Zing Forum

Reading

SZAtt-Net: A Multimodal Deep Learning Model Integrating Attention Mechanism for Schizophrenia Classification

SZAtt-Net is a novel deep learning framework that integrates Conv2D, BiGRU, and attention mechanisms to classify schizophrenia using EEG and MRI data, achieving an accuracy of over 96% on multiple benchmark datasets.

schizophreniaEEGMRIdeep learningattention mechanismneuroimagingmultimodalBiGRUConv2Dpsychiatric AI
Published 2026-05-16 18:14Recent activity 2026-05-16 18:19Estimated read 6 min
SZAtt-Net: A Multimodal Deep Learning Model Integrating Attention Mechanism for Schizophrenia Classification
1

Section 01

Introduction: SZAtt-Net - A Multimodal Model Integrating Attention Mechanism for Schizophrenia Classification

SZAtt-Net is a novel deep learning framework integrating Conv2D, BiGRU, and attention mechanisms. It uses EEG and MRI multimodal data to classify schizophrenia, achieving an accuracy of over 96% on multiple benchmark datasets, providing a new path for the objective diagnosis of mental disorders.

2

Section 02

Research Background and Challenges

Schizophrenia is highly heterogeneous. Traditional diagnosis relies on subjective assessments, leading to issues like inconsistent standards and difficulty in early identification. EEG (high temporal resolution) and MRI (structural/functional information) can complementarily reveal the neural basis of the disease, but effectively integrating multimodal data to extract diagnostic features is a core challenge in computational psychiatry. Most existing studies focus on a single modality or fail to fully utilize complementary information.

3

Section 03

Detailed Architecture of the SZAtt-Net Model

Core Components

  • Conv2D Convolutional Layer: Learn spatial features from EEG topographic maps and MRI slices, detecting local patterns (e.g., EEG frequency distribution, MRI brain region abnormalities);
  • BiGRU Bidirectional Gated Recurrent Unit: Capture EEG temporal dependencies; gating mitigates gradient vanishing; bidirectional design leverages past/future context;
  • Attention Mechanism: Automatically focus on feature regions relevant to classification, simulating experts' image-reading patterns to identify specific neural markers.

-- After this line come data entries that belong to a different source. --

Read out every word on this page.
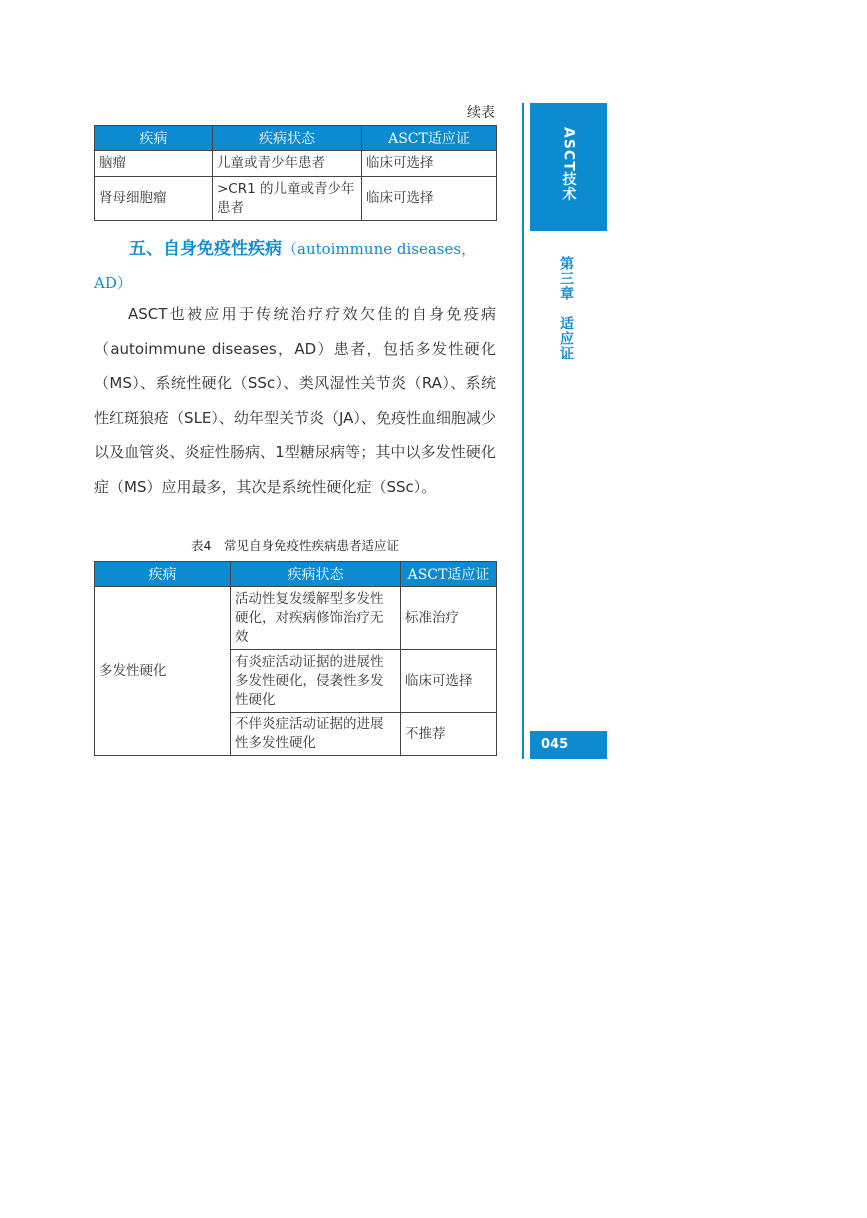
续表
疾病	疾病状态	ASCT适应证
脑瘤	儿童或青少年患者	临床可选择
肾母细胞瘤	>CR1 的儿童或青少年患者	临床可选择
五、自身免疫性疾病（autoimmune diseases，AD）
ASCT也被应用于传统治疗疗效欠佳的自身免疫病（autoimmune diseases，AD）患者，包括多发性硬化（MS）、系统性硬化（SSc）、类风湿性关节炎（RA）、系统性红斑狼疮（SLE）、幼年型关节炎（JA）、免疫性血细胞减少以及血管炎、炎症性肠病、1型糖尿病等；其中以多发性硬化症（MS）应用最多，其次是系统性硬化症（SSc）。
表4　常见自身免疫性疾病患者适应证
疾病	疾病状态	ASCT适应证
多发性硬化	活动性复发缓解型多发性硬化，对疾病修饰治疗无效	标准治疗
	有炎症活动证据的进展性多发性硬化，侵袭性多发性硬化	临床可选择
	不伴炎症活动证据的进展性多发性硬化	不推荐
ASCT技术
第三章　适应证
045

Multimodal Fusion Strategy

After converting EEG to topographic maps, process via Conv2D/BiGRU/attention; MRI directly uses convolutional layers to detect morphological abnormalities; features from both modalities are fused at the high level to integrate complementary information.

4

Section 04

Experimental Results and Performance Evaluation

Test results on three benchmark datasets:

  • Kaggle EEG Dataset: 99.37% accuracy, perfectly distinguishing patients from healthy individuals;
  • LMSU EEG Dataset: 98.92% accuracy, proving generalization ability is not limited by equipment or experimental conditions;
  • Hippocampal MRI Dataset: 96.33% accuracy, marking the first application of deep learning to MRI-based schizophrenia classification.
5

Section 05

Technical Innovations and Academic Contributions

  1. Attention Mechanism Comparison: Systematically analyze different attention variants, finding that targeted selection can improve performance, providing guidance for neuroimaging analysis;
  2. Deep Learning Breakthrough in MRI: Fill the gap of pure deep learning application in MRI classification; end-to-end learning discovers more subtle morphological changes;
  3. Unified Multimodal Framework: The same architecture seamlessly processes EEG/MRI, lowering the threshold for multimodal research and laying the foundation for integrating more data types.
6

Section 06

Clinical Significance and Application Prospects

Auxiliary Diagnostic Tool

High accuracy can serve as a clinical "second opinion", improving diagnostic objectivity and early identification ability, especially suitable for resource-poor areas;

Disease Mechanism Research

Identify key brain regions/neural patterns through attention weight analysis, helping to reveal the neurobiological mechanisms of the disease;

Treatment Response Prediction

Can be extended to predict treatment responses in the future, enabling personalized medicine.

7

Section 07

Limitations and Future Directions

Current Limitations

  • Small dataset size;
  • Cross-center generalization ability needs verification;
  • Lack of longitudinal tracking data.

Future Directions

  • Explore EEG/MRI hybrid models;
  • Introduce Grad-CAM/SHAP to enhance interpretability;
  • Expand to diverse datasets and explore semi-supervised/self-supervised learning.